Mandalas are commonly used by tantric Buddhists as an aid to meditation.

The mandala is "a support for the meditating person", something to be repeatedly contemplated to the point of saturation, such that the image of the mandala becomes fully internalised in even the minutest detail and can then be summoned and contemplated at will as a clear and vivid visualized image. With every mandala comes what Tucci calls "its associated liturgy ... contained in texts known as tantras", instructing practitioners on how the mandala should be drawn, built and visualised, and indicating the mantras to be recited during its ritual use.

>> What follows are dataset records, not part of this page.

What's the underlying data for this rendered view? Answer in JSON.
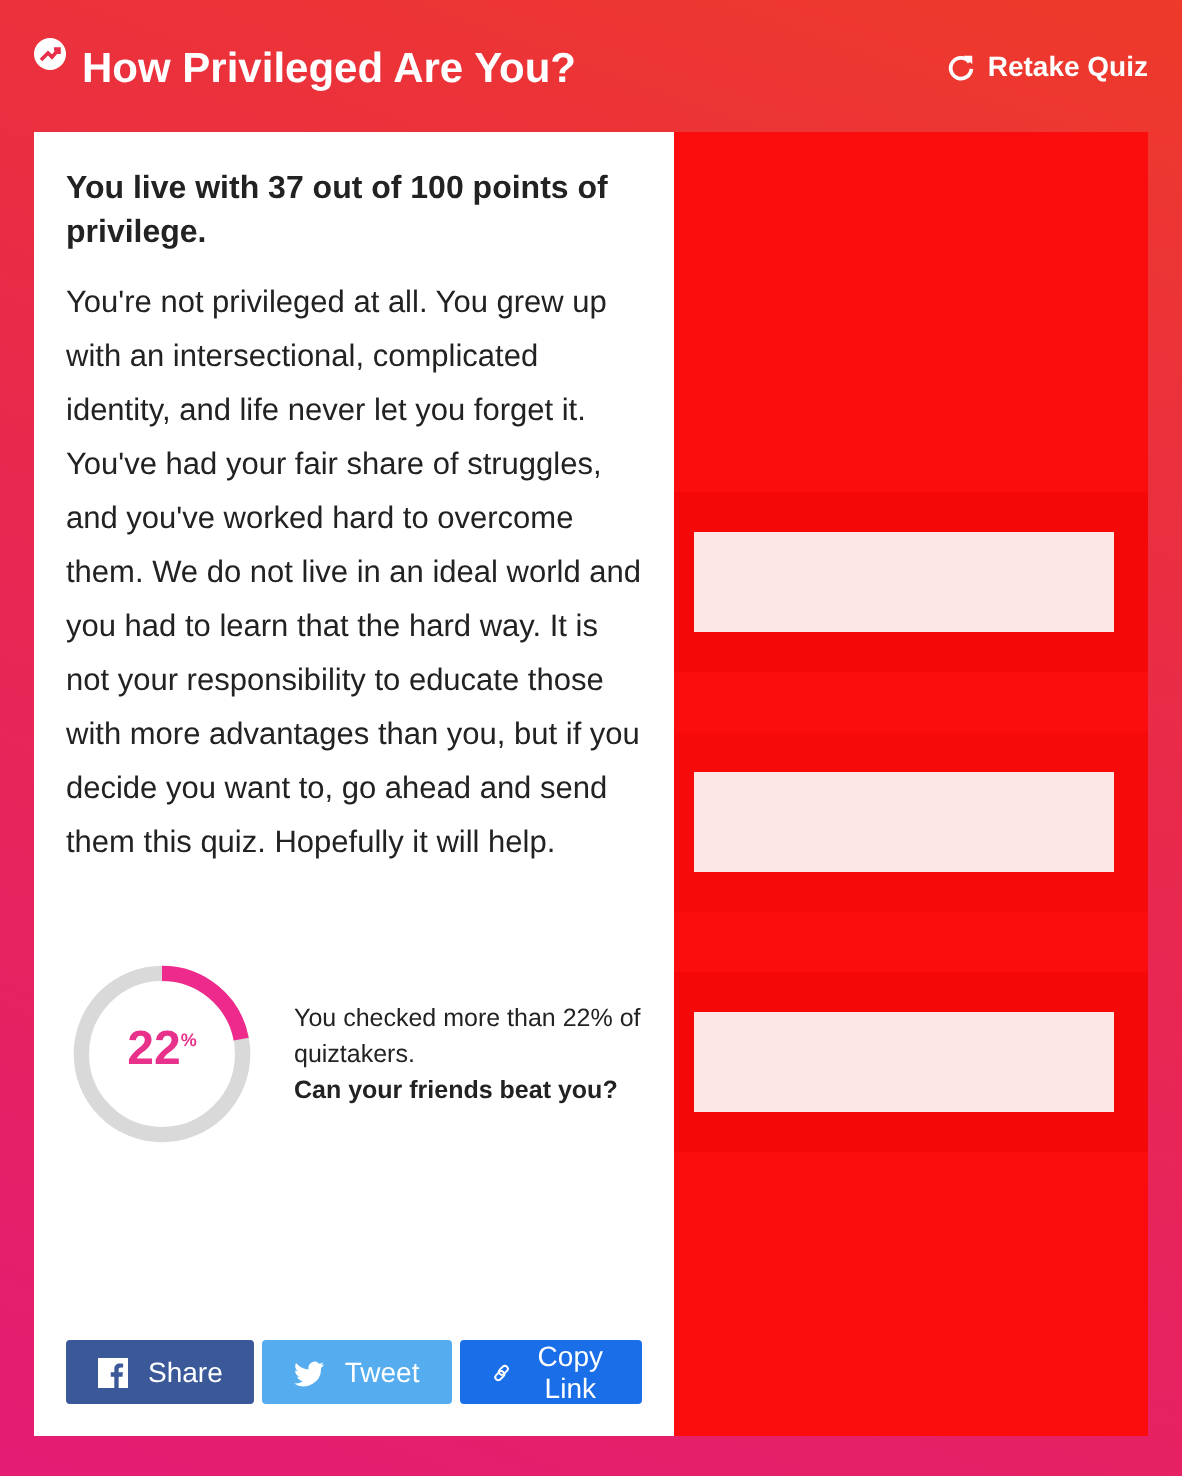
{
  "header": {
    "title": "How Privileged Are You?",
    "action": "Retake Quiz"
  },
  "result": {
    "headline": "You live with 37 out of 100 points of privilege.",
    "description": "You're not privileged at all. You grew up with an intersectional, complicated identity, and life never let you forget it. You've had your fair share of struggles, and you've worked hard to overcome them. We do not live in an ideal world and you had to learn that the hard way. It is not your responsibility to educate those with more advantages than you, but if you decide you want to, go ahead and send them this quiz. Hopefully it will help."
  },
  "stat": {
    "level": 0.22,
    "value": "22$^{%}$",
    "line": "You checked more than 22% of quiztakers.",
    "challenge": "Can your friends beat you?"
  },
  "share_buttons": [
    {
      "kind": "facebook",
      "label": "Share"
    },
    {
      "kind": "twitter",
      "label": "Tweet"
    },
    {
      "kind": "link",
      "label": "Copy Link"
    }
  ]
}
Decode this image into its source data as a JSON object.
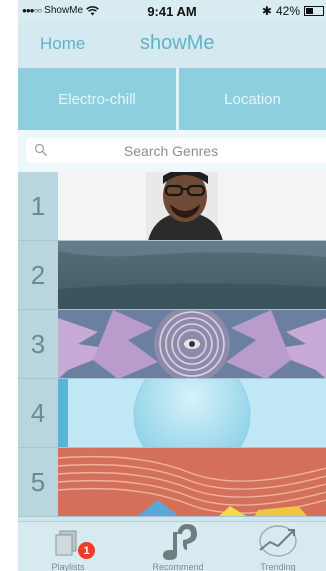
{
  "status_bar": {
    "carrier": "ShowMe",
    "time": "9:41 AM",
    "battery": "42%",
    "battery_level": 0.42
  },
  "nav": {
    "home_label": "Home",
    "title": "showMe"
  },
  "filters": {
    "genre": "Electro-chill",
    "location": "Location"
  },
  "search": {
    "placeholder": "Search Genres"
  },
  "playlist_rows": [
    {
      "rank": "1"
    },
    {
      "rank": "2"
    },
    {
      "rank": "3"
    },
    {
      "rank": "4"
    },
    {
      "rank": "5"
    }
  ],
  "tab_bar": {
    "playlists_label": "Playlists",
    "playlists_badge": "1",
    "recommend_label": "Recommend",
    "trending_label": "Trending"
  },
  "colors": {
    "accent": "#5fb3c9",
    "filter_bg": "#8ecfdf",
    "badge": "#f23b2a"
  }
}
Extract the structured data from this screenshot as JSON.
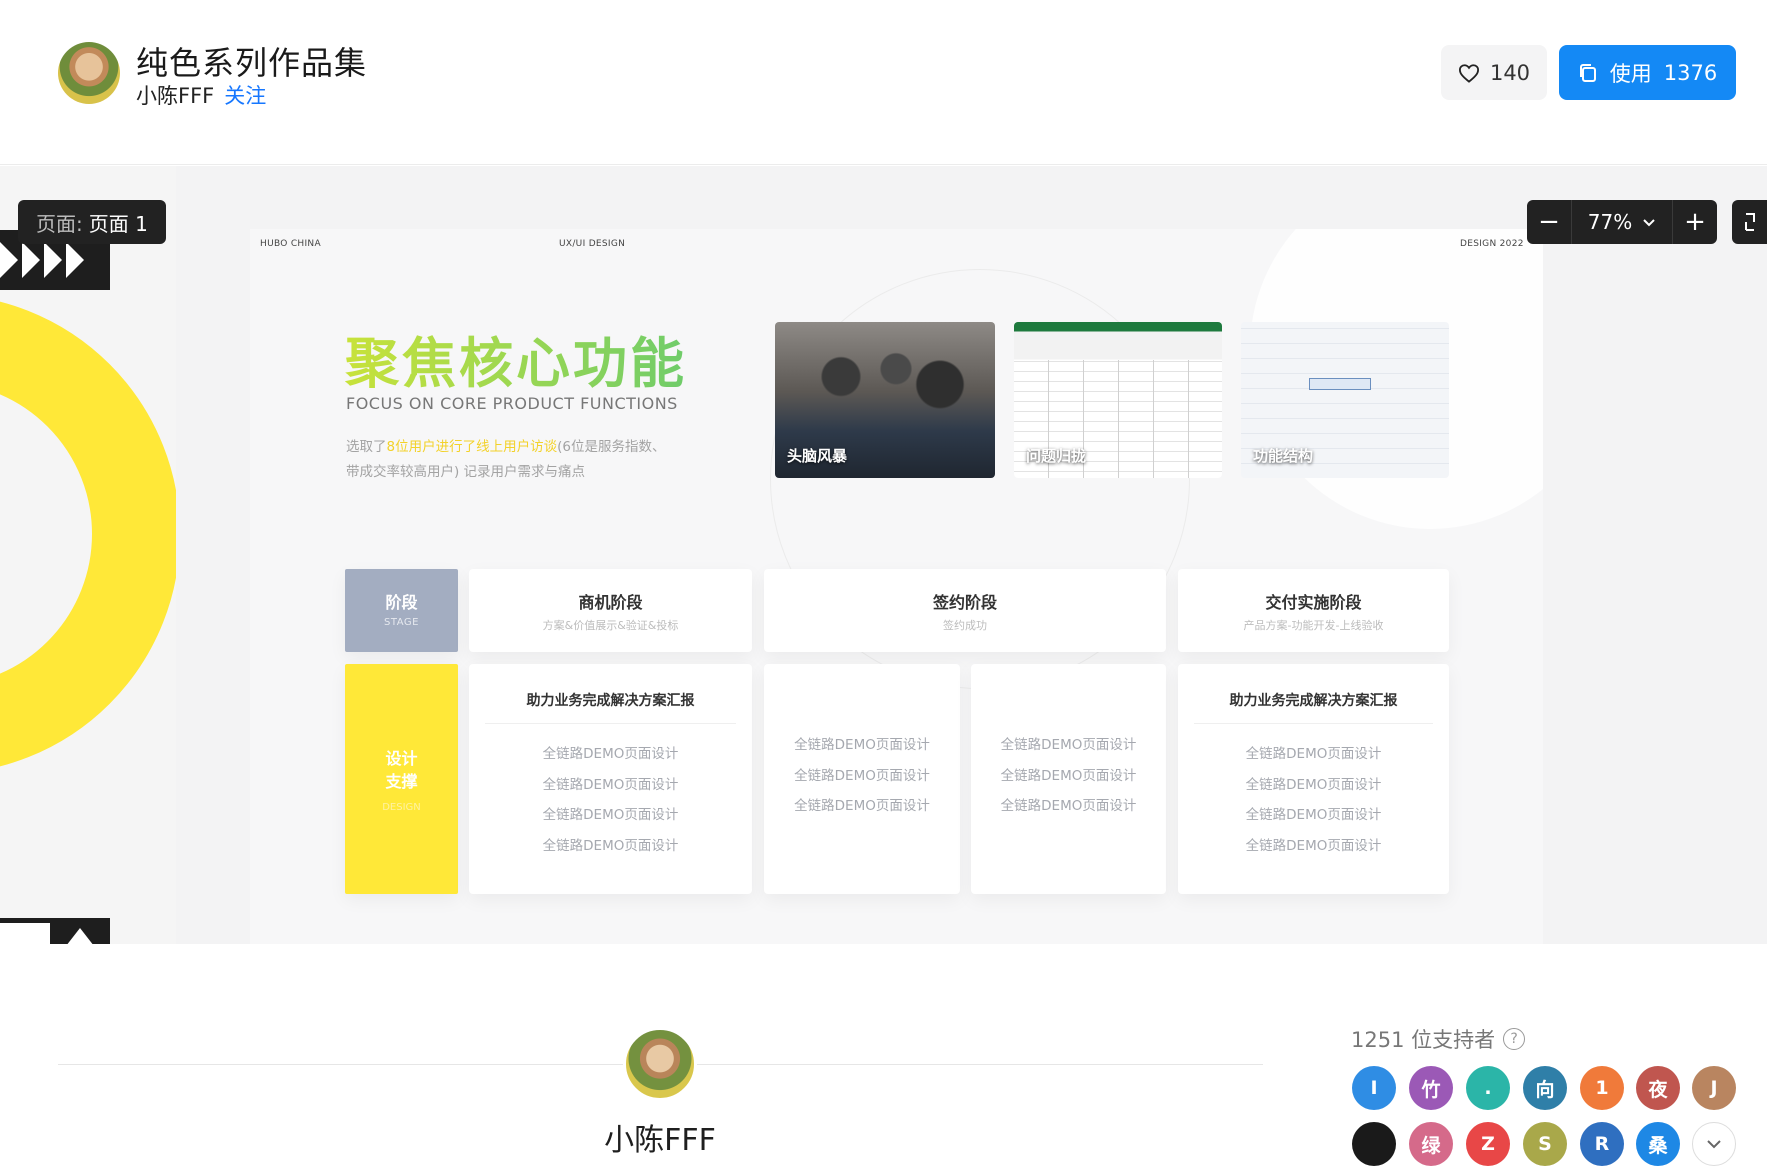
{
  "header": {
    "title": "纯色系列作品集",
    "author": "小陈FFF",
    "follow_label": "关注",
    "like_count": "140",
    "use_label": "使用",
    "use_count": "1376"
  },
  "viewer": {
    "page_label_prefix": "页面:",
    "page_name": "页面 1",
    "zoom_level": "77%",
    "zoom_out": "−",
    "zoom_in": "+"
  },
  "slide": {
    "brand": "HUBO CHINA",
    "category": "UX/UI DESIGN",
    "year": "DESIGN 2022",
    "title": "聚焦核心功能",
    "subtitle": "FOCUS ON CORE PRODUCT FUNCTIONS",
    "desc_before": "选取了",
    "desc_highlight": "8位用户进行了线上用户访谈",
    "desc_after": "(6位是服务指数、带成交率较高用户) 记录用户需求与痛点",
    "photos": [
      {
        "caption": "头脑风暴"
      },
      {
        "caption": "问题归拢"
      },
      {
        "caption": "功能结构"
      }
    ],
    "stage_header": {
      "title": "阶段",
      "en": "STAGE"
    },
    "columns": [
      {
        "title": "商机阶段",
        "sub": "方案&价值展示&验证&投标"
      },
      {
        "title": "签约阶段",
        "sub": "签约成功"
      },
      {
        "title": "交付实施阶段",
        "sub": "产品方案-功能开发-上线验收"
      }
    ],
    "design_side": {
      "line1": "设计",
      "line2": "支撑",
      "en": "DESIGN"
    },
    "cards": [
      {
        "title": "助力业务完成解决方案汇报",
        "items": [
          "全链路DEMO页面设计",
          "全链路DEMO页面设计",
          "全链路DEMO页面设计",
          "全链路DEMO页面设计"
        ]
      },
      {
        "title": "",
        "items": [
          "全链路DEMO页面设计",
          "全链路DEMO页面设计",
          "全链路DEMO页面设计"
        ]
      },
      {
        "title": "",
        "items": [
          "全链路DEMO页面设计",
          "全链路DEMO页面设计",
          "全链路DEMO页面设计"
        ]
      },
      {
        "title": "助力业务完成解决方案汇报",
        "items": [
          "全链路DEMO页面设计",
          "全链路DEMO页面设计",
          "全链路DEMO页面设计",
          "全链路DEMO页面设计"
        ]
      }
    ]
  },
  "footer": {
    "author": "小陈FFF",
    "supporters_count_label": "1251 位支持者",
    "help_glyph": "?",
    "supporters": [
      {
        "letter": "I",
        "color": "#2f8de4"
      },
      {
        "letter": "竹",
        "color": "#9b59b6"
      },
      {
        "letter": ".",
        "color": "#2bb5a8"
      },
      {
        "letter": "向",
        "color": "#2f7fa8"
      },
      {
        "letter": "1",
        "color": "#f07a3a"
      },
      {
        "letter": "夜",
        "color": "#c0564f"
      },
      {
        "letter": "J",
        "color": "#b98560"
      },
      {
        "letter": "",
        "color": "#1a1a1a"
      },
      {
        "letter": "绿",
        "color": "#d56a8a"
      },
      {
        "letter": "Z",
        "color": "#e84747"
      },
      {
        "letter": "S",
        "color": "#a9a84a"
      },
      {
        "letter": "R",
        "color": "#2f6fc0"
      },
      {
        "letter": "桑",
        "color": "#1e88e5"
      }
    ]
  }
}
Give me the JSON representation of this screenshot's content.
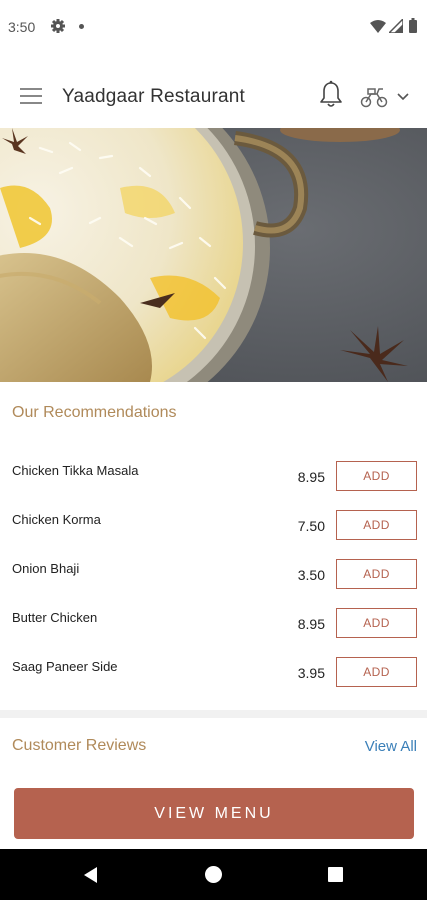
{
  "status_bar": {
    "time": "3:50",
    "icons": [
      "gear-icon",
      "dot-icon",
      "wifi-icon",
      "signal-icon",
      "battery-icon"
    ]
  },
  "header": {
    "title": "Yaadgaar Restaurant",
    "icons": [
      "menu-icon",
      "bell-icon",
      "scooter-icon",
      "chevron-down-icon"
    ]
  },
  "recommendations": {
    "title": "Our Recommendations",
    "add_label": "ADD",
    "items": [
      {
        "name": "Chicken Tikka Masala",
        "price": "8.95"
      },
      {
        "name": "Chicken Korma",
        "price": "7.50"
      },
      {
        "name": "Onion Bhaji",
        "price": "3.50"
      },
      {
        "name": "Butter Chicken",
        "price": "8.95"
      },
      {
        "name": "Saag Paneer Side",
        "price": "3.95"
      }
    ]
  },
  "reviews": {
    "title": "Customer Reviews",
    "view_all": "View All"
  },
  "cta": {
    "label": "VIEW MENU"
  },
  "colors": {
    "accent": "#b5624f",
    "section_title": "#b08a5a",
    "link": "#3a7fb8"
  }
}
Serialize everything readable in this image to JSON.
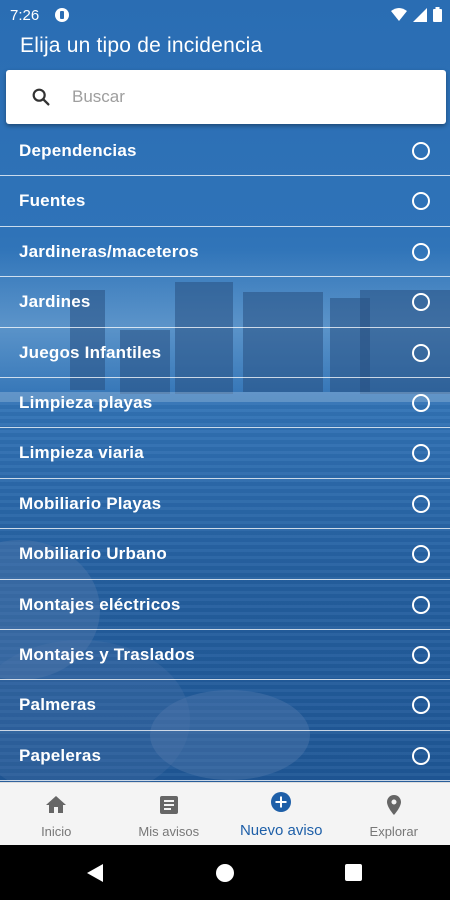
{
  "status_bar": {
    "time": "7:26"
  },
  "header": {
    "title": "Elija un tipo de incidencia"
  },
  "search": {
    "placeholder": "Buscar",
    "value": ""
  },
  "incident_types": [
    {
      "label": "Dependencias",
      "selected": false
    },
    {
      "label": "Fuentes",
      "selected": false
    },
    {
      "label": "Jardineras/maceteros",
      "selected": false
    },
    {
      "label": "Jardines",
      "selected": false
    },
    {
      "label": "Juegos Infantiles",
      "selected": false
    },
    {
      "label": "Limpieza playas",
      "selected": false
    },
    {
      "label": "Limpieza viaria",
      "selected": false
    },
    {
      "label": "Mobiliario Playas",
      "selected": false
    },
    {
      "label": "Mobiliario Urbano",
      "selected": false
    },
    {
      "label": "Montajes eléctricos",
      "selected": false
    },
    {
      "label": "Montajes y Traslados",
      "selected": false
    },
    {
      "label": "Palmeras",
      "selected": false
    },
    {
      "label": "Papeleras",
      "selected": false
    }
  ],
  "bottom_nav": [
    {
      "label": "Inicio",
      "icon": "home-icon",
      "active": false
    },
    {
      "label": "Mis avisos",
      "icon": "document-icon",
      "active": false
    },
    {
      "label": "Nuevo aviso",
      "icon": "add-circle-icon",
      "active": true
    },
    {
      "label": "Explorar",
      "icon": "location-pin-icon",
      "active": false
    }
  ],
  "colors": {
    "primary": "#1e5fa8",
    "nav_inactive": "#777777",
    "nav_background": "#f4f4f4"
  }
}
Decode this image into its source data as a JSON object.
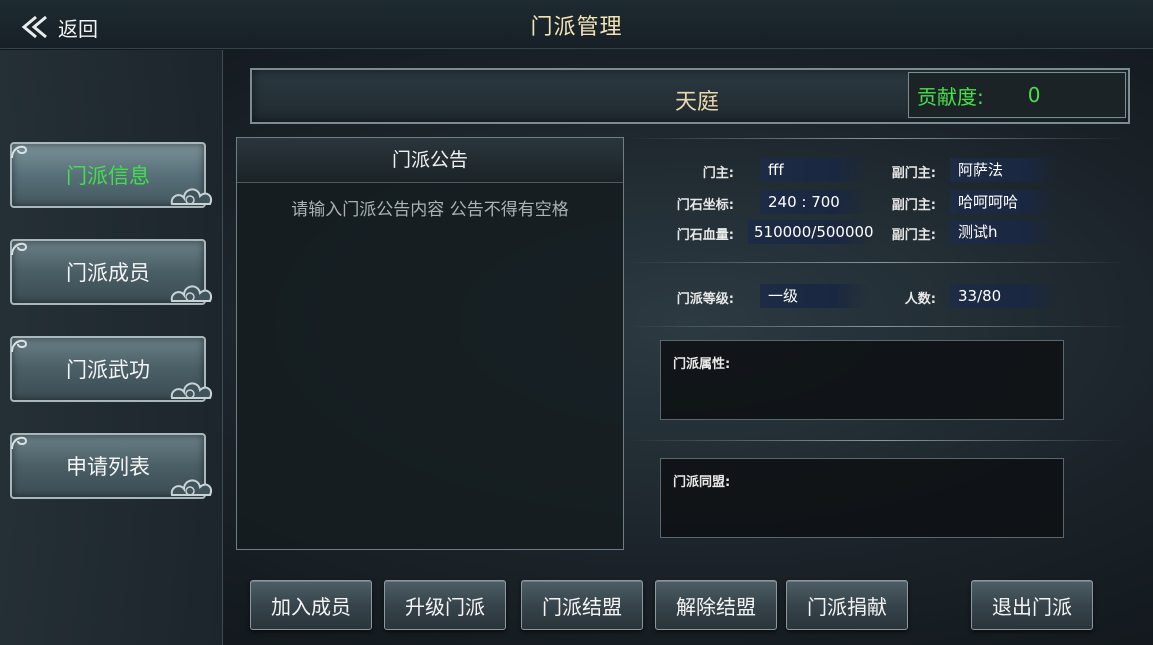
{
  "header": {
    "back_label": "返回",
    "title": "门派管理"
  },
  "sidebar": {
    "items": [
      {
        "label": "门派信息",
        "active": true
      },
      {
        "label": "门派成员",
        "active": false
      },
      {
        "label": "门派武功",
        "active": false
      },
      {
        "label": "申请列表",
        "active": false
      }
    ]
  },
  "banner": {
    "sect_name": "天庭",
    "contribution_label": "贡献度:",
    "contribution_value": "0"
  },
  "notice": {
    "title": "门派公告",
    "placeholder": "请输入门派公告内容 公告不得有空格"
  },
  "info": {
    "leader_label": "门主:",
    "leader_value": "fff",
    "vice1_label": "副门主:",
    "vice1_value": "阿萨法",
    "coord_label": "门石坐标:",
    "coord_value": "240 : 700",
    "vice2_label": "副门主:",
    "vice2_value": "哈呵呵哈",
    "hp_label": "门石血量:",
    "hp_value": "510000/500000",
    "vice3_label": "副门主:",
    "vice3_value": "测试h",
    "level_label": "门派等级:",
    "level_value": "一级",
    "count_label": "人数:",
    "count_value": "33/80",
    "attr_label": "门派属性:",
    "alliance_label": "门派同盟:"
  },
  "actions": {
    "join": "加入成员",
    "upgrade": "升级门派",
    "ally": "门派结盟",
    "unally": "解除结盟",
    "donate": "门派捐献",
    "quit": "退出门派"
  },
  "colors": {
    "active_text": "#3fe04a",
    "contribution": "#46e04b",
    "title": "#f3e3b6"
  }
}
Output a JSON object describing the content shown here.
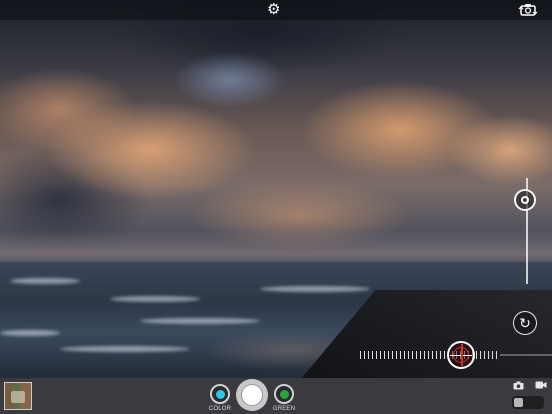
{
  "topbar": {
    "settings_icon": "gear-icon",
    "switch_camera_icon": "camera-rotate-icon"
  },
  "viewfinder": {
    "zoom_slider_level": 0.15,
    "exposure_level": 0.72
  },
  "bottombar": {
    "left_filter": {
      "label": "COLOR",
      "color": "#2ec7e6"
    },
    "right_filter": {
      "label": "GREEN",
      "color": "#2aa43a"
    },
    "shutter_icon": "shutter-icon",
    "photo_mode_icon": "camera-icon",
    "video_mode_icon": "video-camera-icon"
  },
  "colors": {
    "toolbar_bg": "#3a3b3e",
    "exposure_accent": "#e02a2a"
  }
}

By visualizing "pure lands", one learns to understand experience itself as pure, and as the abode of enlightenment. The protection that we need, in this view, is from our own minds, as much as from external sources of confusion. In many tantric mandalas, this aspect of separation and protection from the outer samsaric world is depicted by "the four outer circles: the purifying fire of wisdom, the vajra circle, the circle with the eight tombs, the lotus circle". The ring of vajras forms a connected fence-like arrangement running around the perimeter of the outer mandala circle.

As a meditation on impermanence (a central teaching of Buddhism), after days or weeks of creating the intricate pattern of a sand mandala, the sand is brushed together into a pile and spilled into a body of running water to spread the blessings of the mandala.

Kværne in his extended discussion of sahaja, discusses the relationship of sadhana interiority and exteriority in relation to mandala thus:

...external ritual and internal sadhana form an indistinguishable whole, and this unity finds its most pregnant expression in the form of the mandala, the sacred enclosure consisting of concentric squares and circles drawn on the ground and representing that adamant plane of being on which the aspirant to Buddha hood wishes to establish himself. The unfolding of the tantric ritual depends on the mandala; and where a material mandala is not employed, the adept proceeds to construct one mentally in the course of his meditation."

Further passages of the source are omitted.